3.3 – Anche il secondo motivo di gravame non è fondato e va reietto, A prescindere dalle scarse indicazioni in ricorso circa il periodo cautelare presofferto che il ricorrente vorrebbe fosse detratto con le modalità espresse (omissione già di per sè indicativa dell’inammissibilità del ricorso), va evidenziato come il criterio moderatore ex art. 78 c.p. deve operare sulla pena concreta da espiare e non su quella complessiva trattandosi di un meccanismo regolatore che entra in funzione sulla porzione effettiva di pena e quindi opera sulla pena eseguibile.
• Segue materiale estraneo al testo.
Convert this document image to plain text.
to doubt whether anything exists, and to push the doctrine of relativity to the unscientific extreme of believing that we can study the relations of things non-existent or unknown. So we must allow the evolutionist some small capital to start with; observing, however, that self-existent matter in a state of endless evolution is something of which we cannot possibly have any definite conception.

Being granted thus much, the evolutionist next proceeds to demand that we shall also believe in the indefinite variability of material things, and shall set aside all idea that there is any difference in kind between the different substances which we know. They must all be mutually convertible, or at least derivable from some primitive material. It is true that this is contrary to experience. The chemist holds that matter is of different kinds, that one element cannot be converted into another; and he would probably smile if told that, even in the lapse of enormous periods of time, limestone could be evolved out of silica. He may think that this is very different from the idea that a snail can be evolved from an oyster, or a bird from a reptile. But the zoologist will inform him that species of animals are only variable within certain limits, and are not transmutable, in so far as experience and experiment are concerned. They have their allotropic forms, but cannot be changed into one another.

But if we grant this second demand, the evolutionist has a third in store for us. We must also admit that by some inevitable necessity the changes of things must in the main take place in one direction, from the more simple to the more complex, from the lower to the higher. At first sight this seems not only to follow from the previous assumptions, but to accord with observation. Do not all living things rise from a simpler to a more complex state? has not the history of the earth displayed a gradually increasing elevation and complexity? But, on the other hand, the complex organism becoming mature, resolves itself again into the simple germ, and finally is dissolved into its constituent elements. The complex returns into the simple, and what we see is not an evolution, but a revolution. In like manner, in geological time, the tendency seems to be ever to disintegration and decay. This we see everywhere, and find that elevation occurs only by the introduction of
Tale criterio è univocamente imposto dalla giurisprudenza oramai del tutto consolidata di questa Corte (per citare solo alcune delle più recenti: Sez. F, 29 luglio 2008, n. 32955; Sez. 1, 6 marzo 2008, n. 12709; Sez. 1,13 novembre 2007, n. 46279, Patanè; Sez. 1, 3 dicembre 2003 n. 48160; Sez. 1,18 giugno 2004, n. 31211; Sez. 1,6 luglio 1995, n. 4102; Sez. 1, 31 gennaio 1095, n. 576) che il Collegio condivide, sul rilievo che detto canone funge da temperamento legale del coacervo delle sole pene da eseguirsi effettivamente, senza possibilità di inclusione in esso delle pene già coperte dal condono o dalla pena già espiata, le quali, altrimenti, verrebbero a godere di un duplice abbattimento, dapprima fruendo dell’applicazione del criterio in parola e poi del loro scorporo integrale dal cumulo giuridico.

E’, poi, il caso infine di osservare che il ricorrente, nell’avversare il provvedimento gravato, fa riferimento, quanto alla carenza motivazionale del giudice, a un novum non scrutinato che tuttavia non è stato meglio indicato e pertanto è generico.

Quanto, infine, alla ulteriore richiesta del ricorrente di applicazione dalla riduzione del rito abbreviato sulla pena, siccome rideterminata per effetto del contenimento del criterio moderatore dell’art. 78 c.p. (cumulo giuridico), al di là del rilievo che – secondo quanto si evince dalla originaria istanza del condannato ricorrente al giudice della esecuzione – non tutte le condanne sono state pronunciate in esito a giudizi celebrati col rito abbreviato, giova considerare che questa Corte, a Sezioni Unite, ha negato – per incidens – che nella fase della esecuzione la pena contenuta ai sensi dell’art. 78 c.p. sia suscettibile di ulteriore riduzione ai sensi dell’art. 442 c.p.p., spiegando: in executivis risulta "evidente che l’applicazione del criterio moderatore dell’art. 78 c.p. segue necessariamente la già disposta riduzione della pena ai sensi dell’art. 442 c.p.p., comma 2"; e, in proposito argomentando che la "obiettiva discrasia delle regole applicative nei distinti giudizi di cognizione e di esecuzione", con la correlata "disparità dei moduli applicativi nelle sequenze procedurali di determinazione della pena … trova solida e razionale base giustificativa oltre che nell’oggettiva diversità, delle situazioni processuali soprattutto nell’efficacia preclusiva derivante dal principio di intangibilità del giudicato" (v. sentenza 25 ottobre 2007, n. 45583, Volpe; ed esattamente in termini: Sez. 1, 11 novembre 2011, Cutaia, non massimata).

4. – Al rigetto del ricorso consegue di diritto la condanna del ricorrente al pagamento delle spese processuali.

P.Q.M.

rigetta il ricorso e condanna il ricorrente al pagamento delle spese processuali.

Testo non ufficiale. La sola stampa del bollettino ufficiale ha carattere legale.